Depending on what we know about the data, we might be able to come up with extremely good algorithms to fit that data. But there is always the danger of overfitting the algorithm. The 'best' and extremely overfitted compression algorithm will be this symbol table:
A - 01
B - 11
C - 1
D - 00
E - 10
AAAAAAAAAAAABCDEEEEEEEEEEEE - 0
Under this ridiculous symbol table, we would be able to compress the data down to 1 bit.
Source coding theory gives us the amount of bits for a theoretical optimal compression algorithm, but it makes no comment on the compression algorithm itself. As seen from the ridiculous symbol table, one can easily compress the entirety of human genome down to 1 bit, but the algorithm symbol table will be the size of the human genome, rendering the algorithm useless practically.
Channel capacity theory (data encoding)
Channel capacity theory deals with organizing data in a way that information fidelity is preserved when transmitted across a noisy channel. This process of data organization is also called encoding. Encoding data for fidelity results in an increase of the size of data being transmitted. This is why compression and encoding go hand in hand. Data is first compressed to get rid of redundancy and then encoded for fidelity across a channel. The increase in size from encoding can be offset by the initial compression.
Just like data compression, there are numerous encoding systems used by communication industries all over the world. A simple example of encoding is a parity check encoding. For example, if we are transmitting the following series of numbers:
1 2 3 0 1 2 3
We can calculate a sum parity check number which is just a sum of the above numbers:
sum parity = 1 + 2 + 3 + 0+ 1 + 2 + 3 = 12
After transmitting the series of numbers, we will also transmit the sum parity number. The decoder on the receiving end will then perform the same addition of numbers and check if it corresponds with the parity number. If one of the numbers was transmitted wrongly:
1 2 3 0 1 2 3 --transmitted--> 1 2 2 0 1 2 3
We will be able to deduce that there is an error.
This is a extremely simplistic view of what parity encoding is. Parity checks are usually a bitwise XOR operation that will allow the decoder to error correct a single error. But I won't get into that.
Fidelity of the signal can be represented by the probability of an error occuring after transmission. The increase in size after encoding is also called 'rate' and is represented as a ratio of original data size and post-encoding data size. If we represent these two measures as a graph:
X-axis is the rate of encoding.
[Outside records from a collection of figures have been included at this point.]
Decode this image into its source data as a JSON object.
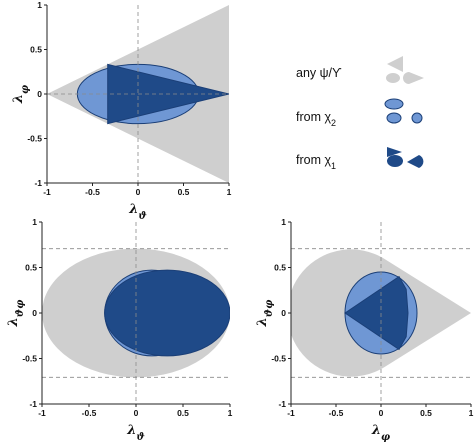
{
  "colors": {
    "gray": "#cfcfcf",
    "light_blue": "#6f97d4",
    "dark_blue": "#1f4a88",
    "stroke": "#1b3f77",
    "guide": "#8a8a8a"
  },
  "legend": [
    {
      "label": "any ψ/ϒ",
      "color": "#cfcfcf"
    },
    {
      "label": "from χ₂",
      "color": "#6f97d4"
    },
    {
      "label": "from χ₁",
      "color": "#1f4a88"
    }
  ],
  "chart_data": [
    {
      "type": "area",
      "xlabel": "λϑ",
      "ylabel": "λφ",
      "xlim": [
        -1,
        1
      ],
      "ylim": [
        -1,
        1
      ],
      "xticks": [
        "-1",
        "-0.5",
        "0",
        "0.5",
        "1"
      ],
      "yticks": [
        "-1",
        "-0.5",
        "0",
        "0.5",
        "1"
      ],
      "guides": {
        "x": [
          0
        ],
        "y": [
          0
        ]
      },
      "regions": [
        {
          "name": "any ψ/ϒ",
          "shape": "polygon",
          "points": [
            [
              -1,
              0
            ],
            [
              1,
              1
            ],
            [
              1,
              -1
            ]
          ]
        },
        {
          "name": "from χ₂",
          "shape": "ellipse",
          "center": [
            0,
            0
          ],
          "radii": [
            0.667,
            0.333
          ]
        },
        {
          "name": "from χ₁",
          "shape": "polygon",
          "points": [
            [
              -0.333,
              0.333
            ],
            [
              -0.333,
              -0.333
            ],
            [
              1,
              0
            ]
          ]
        }
      ]
    },
    {
      "type": "area",
      "xlabel": "λϑ",
      "ylabel": "λϑφ",
      "xlim": [
        -1,
        1
      ],
      "ylim": [
        -1,
        1
      ],
      "xticks": [
        "-1",
        "-0.5",
        "0",
        "0.5",
        "1"
      ],
      "yticks": [
        "-1",
        "-0.5",
        "0",
        "0.5",
        "1"
      ],
      "guides": {
        "x": [
          0
        ],
        "y": [
          0.707,
          -0.707
        ]
      },
      "regions": [
        {
          "name": "any ψ/ϒ",
          "shape": "ellipse",
          "center": [
            0,
            0
          ],
          "radii": [
            1,
            0.707
          ]
        },
        {
          "name": "from χ₂",
          "shape": "ellipse",
          "center": [
            0.167,
            0
          ],
          "radii": [
            0.5,
            0.471
          ]
        },
        {
          "name": "from χ₁",
          "shape": "ellipse",
          "center": [
            0.333,
            0
          ],
          "radii": [
            0.667,
            0.471
          ]
        }
      ]
    },
    {
      "type": "area",
      "xlabel": "λφ",
      "ylabel": "λϑφ",
      "xlim": [
        -1,
        1
      ],
      "ylim": [
        -1,
        1
      ],
      "xticks": [
        "-1",
        "-0.5",
        "0",
        "0.5",
        "1"
      ],
      "yticks": [
        "-1",
        "-0.5",
        "0",
        "0.5",
        "1"
      ],
      "guides": {
        "x": [
          0
        ],
        "y": [
          0.707,
          -0.707
        ]
      },
      "regions": [
        {
          "name": "any ψ/ϒ",
          "shape": "cone-disk",
          "disk_center": [
            -0.333,
            0
          ],
          "disk_radius": 0.707,
          "apex": [
            1,
            0
          ]
        },
        {
          "name": "from χ₂",
          "shape": "ellipse",
          "center": [
            0,
            0
          ],
          "radii": [
            0.4,
            0.45
          ]
        },
        {
          "name": "from χ₁",
          "shape": "polygon",
          "points": [
            [
              -0.4,
              0
            ],
            [
              0.2,
              0.4
            ],
            [
              0.28,
              0.26
            ],
            [
              0.3,
              0
            ],
            [
              0.28,
              -0.26
            ],
            [
              0.2,
              -0.4
            ]
          ]
        }
      ]
    }
  ]
}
The larger the rate, the close the post-encoding size is to the original data size. The smaller the rate, the larger the post-encoding size is compared to original data size. On the y-axis is the probability of error after decoding. Ideally, we want an encoding algorithm that will maximize the rate (smaller post-encoding size) and minimize the probability of error.
Before Shannon's paper, coding scientists assumed there is always a tradeoff between rate and probability of error. If you want a better error rate, you will have to increase your post-encoding file size. The optimal limit of encoding algorithms was seen as a line that goes through the origin of the above graph.
Howerver, through a series of statistical maths, Shannon was able to prove a maximum channel capacity. Instead of a limit that goes through the origin, the limit is actually a line that vertically falls somewhere around the rate of 0.5:
This was significant as this means for the tradeoff of doubling your post-encoding data size, you can theoretically get extremely good probability rates.